Победа Пиночета показала, в чем были просчеты левых – в частности, в слишком поспешном шестидесятническом технократизме. Левые в разных странах, ориентировавшиеся на СССР, разрабатывали разные способы автоматизированного управления всем народным хозяйством. В Чили в 1970 году был запущен Киберсин – система управления снабжением. В основу системы легла теория Алгедонического управления Стэффорда Бира, суть которой – не просто принимать решения в ответ на просьбы (для этого хватило бы и простых телефонов), а принимать вероятностные решения, например определять, насколько быстро, насколько масштабно, насколько с привлечением дополнительных ресурсов решать проблему. Если совсем кратко, система была подключена к разным предприятиям, и если возникала какая-то сложная ситуация, например сбои в поставках угля или недостаток электричества, то сигнал тревоги подавался на более высокий уровень управления, если и там не решался вопрос, то выше, и так доходило до президента Альенде.

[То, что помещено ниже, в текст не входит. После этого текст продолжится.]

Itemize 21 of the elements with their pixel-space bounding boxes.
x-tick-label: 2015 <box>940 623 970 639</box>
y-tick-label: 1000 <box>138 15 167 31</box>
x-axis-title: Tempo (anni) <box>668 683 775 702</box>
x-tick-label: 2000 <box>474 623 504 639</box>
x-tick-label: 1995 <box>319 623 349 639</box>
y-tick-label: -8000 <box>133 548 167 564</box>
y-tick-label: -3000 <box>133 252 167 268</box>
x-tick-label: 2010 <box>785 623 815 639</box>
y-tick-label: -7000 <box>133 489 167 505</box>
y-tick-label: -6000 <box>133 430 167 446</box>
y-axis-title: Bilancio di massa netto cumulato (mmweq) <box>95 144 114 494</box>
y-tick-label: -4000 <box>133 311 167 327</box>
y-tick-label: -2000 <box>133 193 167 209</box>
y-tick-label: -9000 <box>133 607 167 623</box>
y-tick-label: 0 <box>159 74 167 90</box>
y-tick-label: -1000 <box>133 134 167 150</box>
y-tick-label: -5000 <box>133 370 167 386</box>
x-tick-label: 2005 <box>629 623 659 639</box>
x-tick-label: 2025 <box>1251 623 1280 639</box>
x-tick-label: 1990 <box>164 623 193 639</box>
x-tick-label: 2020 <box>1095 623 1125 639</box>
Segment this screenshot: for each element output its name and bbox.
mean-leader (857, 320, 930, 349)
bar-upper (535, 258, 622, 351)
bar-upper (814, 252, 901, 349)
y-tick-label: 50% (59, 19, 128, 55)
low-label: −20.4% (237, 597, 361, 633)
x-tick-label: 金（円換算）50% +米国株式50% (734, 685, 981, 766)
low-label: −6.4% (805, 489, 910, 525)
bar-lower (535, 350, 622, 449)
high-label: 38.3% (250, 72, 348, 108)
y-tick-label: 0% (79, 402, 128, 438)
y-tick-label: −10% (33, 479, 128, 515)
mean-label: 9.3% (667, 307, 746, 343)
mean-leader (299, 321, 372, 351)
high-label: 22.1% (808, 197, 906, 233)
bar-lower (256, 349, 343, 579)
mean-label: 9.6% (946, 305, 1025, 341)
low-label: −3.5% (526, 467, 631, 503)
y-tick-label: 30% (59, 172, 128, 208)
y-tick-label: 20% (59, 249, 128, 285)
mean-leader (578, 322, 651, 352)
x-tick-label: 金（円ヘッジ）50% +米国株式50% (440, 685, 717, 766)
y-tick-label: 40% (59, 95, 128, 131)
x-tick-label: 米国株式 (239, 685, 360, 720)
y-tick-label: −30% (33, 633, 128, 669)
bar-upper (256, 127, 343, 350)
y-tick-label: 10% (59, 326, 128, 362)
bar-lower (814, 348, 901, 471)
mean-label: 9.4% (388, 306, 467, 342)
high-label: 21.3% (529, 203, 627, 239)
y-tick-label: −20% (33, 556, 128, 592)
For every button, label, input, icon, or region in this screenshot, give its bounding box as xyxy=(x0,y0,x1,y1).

Центральный пункт Киберсина в президентском дворце представлял собой шедевр дизайна 60-х, с глубокими белыми креслами, визуализацией в виде геометрических фигур разных цветов, вроде пультов управления космическими полетами в фантастике, что отвечало тогдашнему высокому уровню британского дизайна. На практике Киберсин подтормаживал, а когда Пиночет сверг Альенде, он демонстративно взорвал Киберсин, отомстив за то, что, когда большая часть водителей грузовиков перешла на сторону Пиночета и стала блокировать поставки продовольствия в столицу, Киберсин управлял немногими верными Альенде «штрейкбрехерами». После этого левые стали думать, как не перекладывать на технику всю ответственность за справедливость.

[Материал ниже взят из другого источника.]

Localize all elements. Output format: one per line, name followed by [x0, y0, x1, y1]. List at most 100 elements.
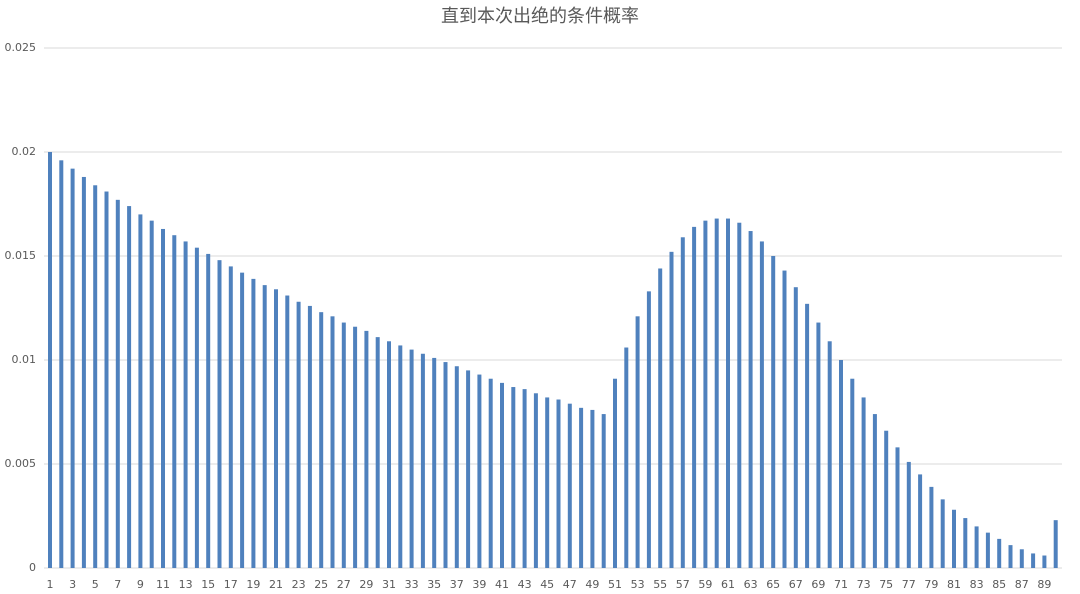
- x-tick-label: 87: [1015, 578, 1029, 591]
- x-tick-label: 23: [292, 578, 306, 591]
- bar: [466, 370, 471, 568]
- x-tick-label: 43: [518, 578, 532, 591]
- bar: [884, 430, 889, 568]
- bar: [1019, 549, 1024, 568]
- bar: [545, 397, 550, 568]
- bar: [296, 301, 301, 568]
- x-tick-label: 83: [970, 578, 984, 591]
- bar: [759, 241, 764, 568]
- bar: [48, 152, 52, 568]
- bar: [872, 414, 877, 568]
- bar: [488, 378, 493, 568]
- bar: [330, 316, 335, 568]
- bar: [646, 291, 651, 568]
- bar: [726, 218, 730, 568]
- x-tick-label: 49: [585, 578, 599, 591]
- x-tick-label: 19: [246, 578, 260, 591]
- bar: [319, 312, 324, 568]
- bar: [816, 322, 821, 568]
- bar: [161, 228, 165, 568]
- x-tick-label: 63: [744, 578, 758, 591]
- x-tick-label: 31: [382, 578, 396, 591]
- x-tick-label: 13: [179, 578, 193, 591]
- bar: [782, 270, 787, 568]
- x-tick-label: 1: [47, 578, 54, 591]
- bar: [341, 322, 346, 568]
- bar: [398, 345, 403, 568]
- x-tick-label: 3: [69, 578, 76, 591]
- x-tick-label: 73: [857, 578, 871, 591]
- bar: [590, 409, 595, 568]
- bar: [714, 218, 719, 568]
- bar: [387, 341, 391, 568]
- bar: [59, 160, 64, 568]
- bar: [115, 199, 120, 568]
- bar: [127, 206, 132, 568]
- bar: [635, 316, 640, 568]
- bar: [669, 251, 674, 568]
- bar: [658, 268, 663, 568]
- bar: [240, 272, 245, 568]
- bar: [251, 278, 256, 568]
- bar: [624, 347, 629, 568]
- bar: [81, 176, 86, 568]
- bar: [262, 285, 267, 568]
- y-tick-label: 0.015: [5, 249, 37, 262]
- bar: [748, 231, 753, 569]
- bar: [929, 486, 934, 568]
- bar: [420, 353, 425, 568]
- bar: [443, 362, 448, 568]
- x-tick-label: 69: [811, 578, 825, 591]
- bar: [93, 185, 98, 568]
- x-tick-label: 81: [947, 578, 961, 591]
- bar: [533, 393, 538, 568]
- x-tick-label: 47: [563, 578, 577, 591]
- bar: [364, 330, 369, 568]
- bar: [793, 287, 798, 568]
- bar: [556, 399, 561, 568]
- bar: [567, 403, 572, 568]
- x-tick-label: 71: [834, 578, 848, 591]
- x-tick-label: 7: [114, 578, 121, 591]
- x-tick-label: 51: [608, 578, 622, 591]
- bar: [206, 253, 211, 569]
- x-tick-label: 41: [495, 578, 509, 591]
- bar: [1053, 520, 1058, 568]
- x-tick-label: 75: [879, 578, 893, 591]
- x-tick-label: 9: [137, 578, 144, 591]
- x-tick-label: 15: [201, 578, 215, 591]
- x-tick-label: 77: [902, 578, 916, 591]
- bar: [307, 305, 312, 568]
- bar: [454, 366, 459, 568]
- bar: [511, 387, 516, 568]
- x-tick-label: 65: [766, 578, 780, 591]
- bar: [432, 357, 437, 568]
- bar: [737, 222, 742, 568]
- bar: [952, 509, 956, 568]
- bar: [997, 538, 1002, 568]
- bar: [827, 341, 832, 568]
- bar: [149, 220, 154, 568]
- x-tick-label: 27: [337, 578, 351, 591]
- bar: [104, 191, 109, 568]
- bar: [228, 266, 233, 568]
- y-tick-label: 0.02: [12, 145, 37, 158]
- x-tick-label: 59: [698, 578, 712, 591]
- bar: [172, 235, 177, 568]
- bar: [703, 220, 708, 568]
- bar: [353, 326, 358, 568]
- bar: [1008, 545, 1013, 568]
- x-tick-label: 79: [924, 578, 938, 591]
- bar: [805, 303, 810, 568]
- x-tick-label: 5: [92, 578, 99, 591]
- y-tick-label: 0.01: [12, 353, 37, 366]
- bar: [500, 382, 504, 568]
- x-tick-label: 53: [631, 578, 645, 591]
- x-tick-label: 45: [540, 578, 554, 591]
- bar: [375, 337, 380, 568]
- x-tick-label: 11: [156, 578, 170, 591]
- y-tick-label: 0: [29, 561, 36, 574]
- bar: [217, 260, 222, 568]
- x-tick-label: 85: [992, 578, 1006, 591]
- bar: [477, 374, 482, 568]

Еврокоммунизм получил теоретическую опору, например, в трудах Этьена Балибара и Иммануила Валлерстайна, двух самых авторитетных социальных теоретиков для нынешних европейских левых. Балибар, разделяющий трактовку Делезом Спинозы, доказывал, что Спиноза создал теорию «имманентной» коммуникации, более значимую для социальной демократии, чем теория «трансцендентной» коммуникации Хабермаса. Либеральной этике Хабермаса он противопоставил социалистическую этику нового спинозизма как этику справедливого доступа не только к благам, но и к коммуникациям. Со Спинозой как смелым и бескорыстным, историческим, а не историографическим, человеком, сближал себя у нас Михаил Лифшиц.

Деятельность в 1980-е годы Рональда Рейгана и Маргарет Тэтчер, поощрявшей развитие международных корпораций и коммерческих правил ведения политики, получила название неолиберализма, менеджериального управления всеми сферами общественной жизни. Неолиберализм стал новой мишенью левых, особенно американских и британских, которые часто порицали французских теоретиков за слишком большое доверие всем общественным движениям, за отсутствие ясного заявления, что в современном мире само понятие политики надо изменить и программа ангажированной мысли уже устарела – необходима более строгая аналитическая работа.